When oxygen is short, EGFR thwarts cancer-fighting machinery
Prevents tumor suppressors in cells from maturing
Under conditions of oxygen starvation often encountered by tumors, the cancer-promoting epidermal growth factor receptor (EGFR) gums up the cell’s tumor-suppressing microRNA (miRNA)-processing machinery, an international team led by MD Anderson scientists has discovered.

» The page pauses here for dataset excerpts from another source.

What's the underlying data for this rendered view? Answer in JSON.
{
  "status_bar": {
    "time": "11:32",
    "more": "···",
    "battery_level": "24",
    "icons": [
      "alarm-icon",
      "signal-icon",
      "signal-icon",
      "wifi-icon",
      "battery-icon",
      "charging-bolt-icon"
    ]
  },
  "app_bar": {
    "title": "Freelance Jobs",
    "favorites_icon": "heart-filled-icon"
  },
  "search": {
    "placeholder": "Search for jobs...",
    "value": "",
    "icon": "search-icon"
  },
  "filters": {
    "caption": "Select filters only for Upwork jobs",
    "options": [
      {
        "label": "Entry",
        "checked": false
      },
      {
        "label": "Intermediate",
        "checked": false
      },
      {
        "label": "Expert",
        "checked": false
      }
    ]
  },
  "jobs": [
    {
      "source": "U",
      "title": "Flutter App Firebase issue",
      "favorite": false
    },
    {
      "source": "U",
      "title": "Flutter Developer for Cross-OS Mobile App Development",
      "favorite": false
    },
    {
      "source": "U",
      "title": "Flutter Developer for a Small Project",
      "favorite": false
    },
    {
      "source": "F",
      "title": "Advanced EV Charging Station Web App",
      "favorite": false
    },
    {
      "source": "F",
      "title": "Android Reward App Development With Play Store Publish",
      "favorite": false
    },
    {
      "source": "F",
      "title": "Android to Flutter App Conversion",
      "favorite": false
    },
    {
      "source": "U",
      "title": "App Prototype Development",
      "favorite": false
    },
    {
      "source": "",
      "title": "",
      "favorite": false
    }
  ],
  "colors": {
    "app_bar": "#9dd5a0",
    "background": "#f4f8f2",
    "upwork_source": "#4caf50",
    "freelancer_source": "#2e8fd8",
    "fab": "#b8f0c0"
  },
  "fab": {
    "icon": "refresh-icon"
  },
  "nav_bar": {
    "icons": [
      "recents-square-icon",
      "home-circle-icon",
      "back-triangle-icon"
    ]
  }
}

“When hypoxia stresses a cell, EGFR signaling prevents immature miRNAs from growing up to fight cancer,” says senior author Mien-Chie Hung, Ph.D., professor and chair of Molecular and Cellular Oncology and holder of the Ruth Legett Jones Distinguished Chair.
The group’s findings point to a potential new prognostic marker for breast cancer, Hung notes, and also provide the first evidence of a growth factor signaling pathway regulating miRNA maturation.
This research was funded by grants from the U.S. National Institutes of Health, MD Anderson’s Cancer Center Support Grant from the National Cancer Institute, the U.S. National Breast Cancer Foundation, MD Anderson’s Center for Biological Pathways, Susan G. Komen for the Cure, the Sister Institution Fund of China Medical University and Hospital and MD Anderson, the Taiwan Cancer Research Center of Excellence, a Private University grant from Taiwan and the Taiwan Program for Stem Cell and Regenerative Medicine Frontier Research.